A new set of security standards to lock down mobile devices has been agreed and will be formally announced next month at the CTIA Wireless show in Los Angeles.
Called the Mobile Security Specification, it is billed as the basis for a new generation of secure phones and mobile devices that will be harder to tamper with and more secure. The standards are backed by Nokia, Samsung and France Telecom, among others.
The specification has been years in development, said Janne Uusilehto, head of Nokia product security and the chairman of the working group developing this technology. "It is a big deal. This is the first time that we have created such common security specifications for all handheld devices," Uusilehto said.
The new specifications are built on work done by the Trusted Computing Group (TCG), an industry association that has already created similar standards for PCs, servers and networks.
The Nokia executive declined to say when his company or others will be producing phones that comply with the new specification, but predicted that manufacturers would soon begin using the technology to lock down basic parts of their devices, such as the operating system.
When these devices do appear, they will make things more difficult for data thieves and mobile virus writers. Down the line, the technology could be used to build electronic wallets into mobile phones.
In general terms, the specification calls on hardware vendors to store protected information in a secure area of the phones called the Mobile Terminal Module (MTM). Similar to the Trusted Platform Module used in PCs, the MTM could be used to ensure that the phone's operating system, applications and data have not been tampered with.
This type of trusted module could also be used by network operators to ensure that the phones on their network can't be used if they are stolen, said Mark Redman, a principal engineer with Freescale Semiconductor who is familiar with the specification. "That is probably one of the biggest concerns that the cell phone operators have at this stage," he said.
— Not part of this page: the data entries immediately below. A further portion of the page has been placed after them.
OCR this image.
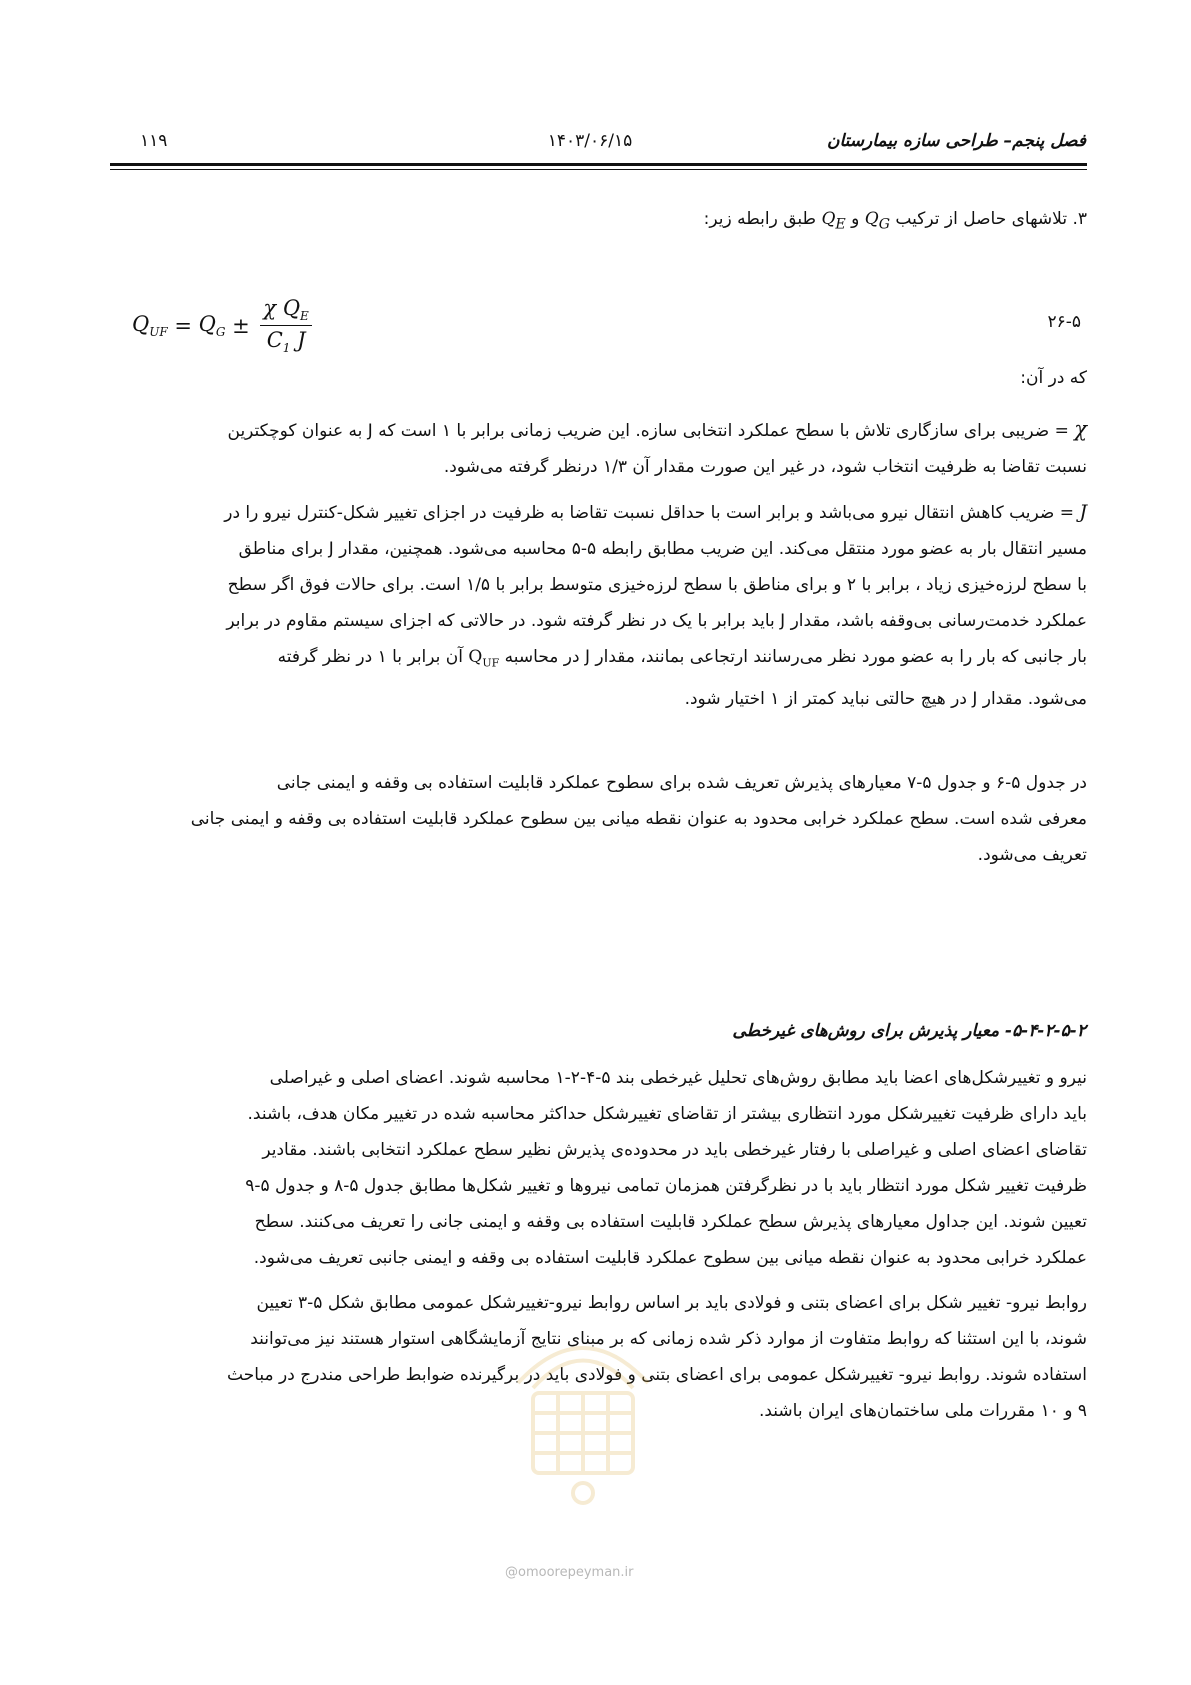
فصل پنجم– طراحی سازه بیمارستان
۱۴۰۳/۰۶/۱۵
۱۱۹
۳. تلاشهای حاصل از ترکیب $Q_G$ و $Q_E$ طبق رابطه زیر:
$Q_{UF} = Q_G \pm \frac{\chi Q_E}{C_1 J}$	۲۶-۵
که در آن:

χ = ضریبی برای سازگاری تلاش با سطح عملکرد انتخابی سازه. این ضریب زمانی برابر با ۱ است که J به عنوان کوچکترین

نسبت تقاضا به ظرفیت انتخاب شود، در غیر این صورت مقدار آن ۱/۳ درنظر گرفته می‌شود.

J = ضریب کاهش انتقال نیرو می‌باشد و برابر است با حداقل نسبت تقاضا به ظرفیت در اجزای تغییر شکل-کنترل نیرو را در

مسیر انتقال بار به عضو مورد منتقل می‌کند. این ضریب مطابق رابطه ۵-۵ محاسبه می‌شود. همچنین، مقدار J برای مناطق

با سطح لرزه‌خیزی زیاد ، برابر با ۲ و برای مناطق با سطح لرزه‌خیزی متوسط برابر با ۱/۵ است. برای حالات فوق اگر سطح

عملکرد خدمت‌رسانی بی‌وقفه باشد، مقدار J باید برابر با یک در نظر گرفته شود. در حالاتی که اجزای سیستم مقاوم در برابر

بار جانبی که بار را به عضو مورد نظر می‌رسانند ارتجاعی بمانند، مقدار J در محاسبه $Q_{UF}$ آن برابر با ۱ در نظر گرفته

می‌شود. مقدار J در هیچ حالتی نباید کمتر از ۱ اختیار شود.

در جدول ۵-۶ و جدول ۵-۷ معیارهای پذیرش تعریف شده برای سطوح عملکرد قابلیت استفاده بی وقفه و ایمنی جانی

معرفی شده است. سطح عملکرد خرابی محدود به عنوان نقطه میانی بین سطوح عملکرد قابلیت استفاده بی وقفه و ایمنی جانی

تعریف می‌شود.

۵-۴-۲-۵-۲- معیار پذیرش برای روش‌های غیرخطی

نیرو و تغییرشکل‌های اعضا باید مطابق روش‌های تحلیل غیرخطی بند ۵-۴-۲-۱ محاسبه شوند. اعضای اصلی و غیراصلی

باید دارای ظرفیت تغییرشکل مورد انتظاری بیشتر از تقاضای تغییرشکل حداکثر محاسبه شده در تغییر مکان هدف، باشند.

تقاضای اعضای اصلی و غیراصلی با رفتار غیرخطی باید در محدوده‌ی پذیرش نظیر سطح عملکرد انتخابی باشند. مقادیر

ظرفیت تغییر شکل مورد انتظار باید با در نظرگرفتن همزمان تمامی نیروها و تغییر شکل‌ها مطابق جدول ۵-۸ و جدول ۵-۹

تعیین شوند. این جداول معیارهای پذیرش سطح عملکرد قابلیت استفاده بی وقفه و ایمنی جانی را تعریف می‌کنند. سطح

عملکرد خرابی محدود به عنوان نقطه میانی بین سطوح عملکرد قابلیت استفاده بی وقفه و ایمنی جانبی تعریف می‌شود.

روابط نیرو- تغییر شکل برای اعضای بتنی و فولادی باید بر اساس روابط نیرو-تغییرشکل عمومی مطابق شکل ۵-۳ تعیین

شوند، با این استثنا که روابط متفاوت از موارد ذکر شده زمانی که بر مبنای نتایج آزمایشگاهی استوار هستند نیز می‌توانند

استفاده شوند. روابط نیرو- تغییرشکل عمومی برای اعضای بتنی و فولادی باید در برگیرنده ضوابط طراحی مندرج در مباحث

۹ و ۱۰ مقررات ملی ساختمان‌های ایران باشند.

@omoorepeyman.ir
Though some companies may be early adopters of the Mobile Security Specification, it could take years before mobile phone users reap any benefits, said Roger Kay, an analyst with Endpoint Technologies who serves as on the TCG's advisory council. "What typically will happen is that there may be some early adopters who start adhering to the specification before it's fully accepted," he said, adding that "just because [the Trusted Computing Group standard] promulgates, it doesn't mean that it's going to be adopted."
Even after years of development, there is still debate about whether trusted modules are the right approach for the PC industry, he said. "The most interesting, most advanced features are going to take years, because everybody has to agree to adhere to the new standard."